Even so, nothing can prepare us for the sheer visceral agony of “The Descent From the Cross.” This devastating panel is filled with Van der Weyden’s uncompromising determination to make viewers share the grief experienced by the men and women gathered around Christ’s blanched, lifeless body. He is being lowered with immense care from a surprisingly small cross. And the figures surrounding him are all crammed into a claustrophobic space that almost imprisons them. On the far right, the Magdalen appears to imagine that she has been hit by a body-blow. She staggers, clutching her fingers and projecting both elbows. Van der Weyden, whose handling of drapery is always expressive, makes sure that the dramatic creases in her dress reinforce the anguish she suffers. And the inconsolable Nicodemus next to her weeps glistening tears as he holds Christ’s slender, elongated legs.
The white-bearded Joseph of Arimathea, who supports the rest of the corpse by placing his hands under Christ’s armpits, looks more stoical. But Van der Weyden insists on painting with painful immediacy the blood issuing from Christ’s head and torso. As for the gash in his right hand, it makes us flinch as we scrutinize this deep cavity painted with such clinical precision. Moreover, Van der Weyden places the wound uncomfortably near the Virgin’s dangling left hand. She has fainted, and her bleached face appears close to death as she tumbles sideways. Her other hand rests on the ground, yet there is no escape even there: A skull lurks nearby, its teeth and empty eye-sockets defined with alarming clarity. No wonder St. John weeps as he rushes forward to support the disconsolate Virgin. Frowning, distraught and exhausted, he looks almost traumatized.
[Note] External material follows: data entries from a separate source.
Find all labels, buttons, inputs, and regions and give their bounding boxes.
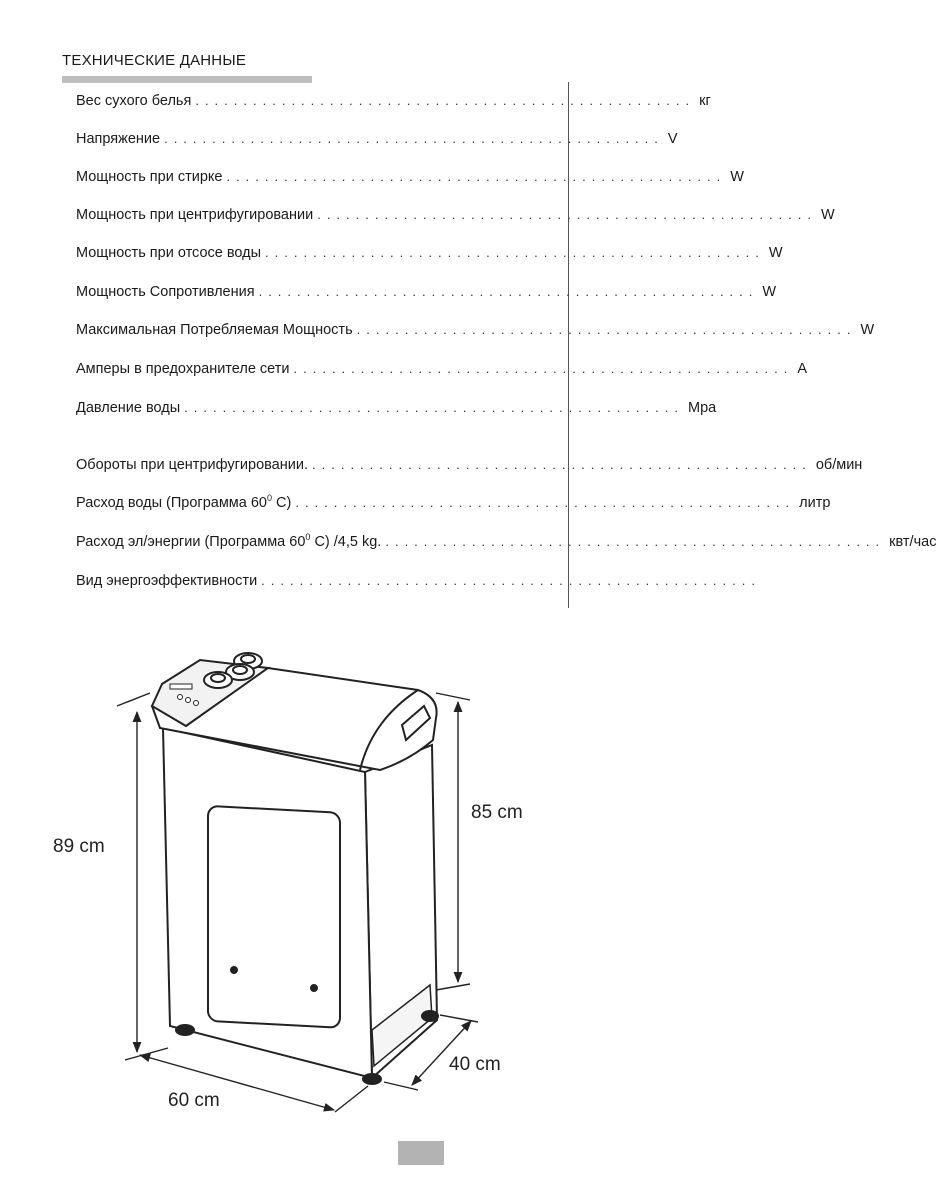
page-number-tab <box>398 1141 444 1165</box>
spec-label: Расход эл/энергии (Программа $60^0$ C) /4,5 kg. <box>76 532 382 550</box>
leader-dots: .................................................... <box>184 400 684 415</box>
spec-unit: литр <box>799 495 831 511</box>
leader-dots: .................................................... <box>317 207 818 222</box>
spec-label: Максимальная Потребляемая Мощность <box>76 322 353 338</box>
leader-dots: .................................................... <box>261 573 761 588</box>
spec-label: Вид энергоэффективности <box>76 573 258 589</box>
spec-label: Мощность при центрифугировании <box>76 207 314 223</box>
leader-dots: .................................................... <box>164 131 664 146</box>
washing-machine-illustration <box>152 653 438 1084</box>
spec-unit: квт/час <box>889 534 936 550</box>
leader-dots: .................................................... <box>385 534 886 549</box>
spec-label: Мощность при отсосе воды <box>76 245 262 261</box>
leader-dots: .................................................... <box>356 322 857 337</box>
leader-dots: .................................................... <box>293 361 794 376</box>
spec-unit: W <box>821 207 835 223</box>
spec-label: Амперы в предохранителе сети <box>76 361 290 377</box>
leader-dots: .................................................... <box>258 284 759 299</box>
leader-dots: .................................................... <box>195 93 696 108</box>
leader-dots: .................................................... <box>226 169 727 184</box>
spec-label: Давление воды <box>76 400 181 416</box>
dimension-label-height-total: 89 cm <box>53 836 105 857</box>
page-title: ТЕХНИЧЕСКИЕ ДАННЫЕ <box>62 52 247 69</box>
leader-dots: .................................................... <box>295 495 796 510</box>
spec-unit: Mpa <box>687 400 717 416</box>
spec-unit: W <box>860 322 875 338</box>
spec-label: Расход воды (Программа $60^0$ C) <box>76 493 292 511</box>
spec-label: Вес сухого белья <box>76 93 192 109</box>
dimension-label-width: 60 cm <box>168 1090 220 1111</box>
spec-unit: об/мин <box>815 457 863 473</box>
spec-label: Напряжение <box>76 131 161 147</box>
spec-label: Мощность Сопротивления <box>76 284 255 300</box>
spec-unit: кг <box>699 93 711 109</box>
leader-dots: .................................................... <box>312 457 812 472</box>
spec-unit: W <box>762 284 777 300</box>
spec-unit: A <box>797 361 807 377</box>
dimension-label-height-body: 85 cm <box>471 802 523 823</box>
dimension-label-depth: 40 cm <box>449 1054 501 1075</box>
leader-dots: .................................................... <box>265 245 765 260</box>
spec-label: Мощность при стирке <box>76 169 223 185</box>
spec-unit: W <box>768 245 783 261</box>
spec-label: Обороты при центрифугировании. <box>76 457 308 473</box>
spec-unit: V <box>667 131 678 147</box>
spec-unit: W <box>730 169 744 185</box>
St. John reappears in “The Crucifixion,” an elegiac late painting executed about 1457-64 and subsequently damaged by fire. This immense panel, after a prolonged bout of restoration, has now emerged as a rediscovered masterpiece. St. John looks up, opening both his hands in sorrow as he contemplates the harrowing reality on the cross. But the Virgin, the only other figure depicted here, cannot gaze any more at her son’s demise. She raises white drapery to her face and almost closes both eyes. The Virgin’s grief is insupportable, for her legs buckle as she struggles to remain upright. The tension in her body is transmitted with all the incisive conviction that Van der Weyden can muster, and his profound intensity places him among the most outstanding 15th-century artists.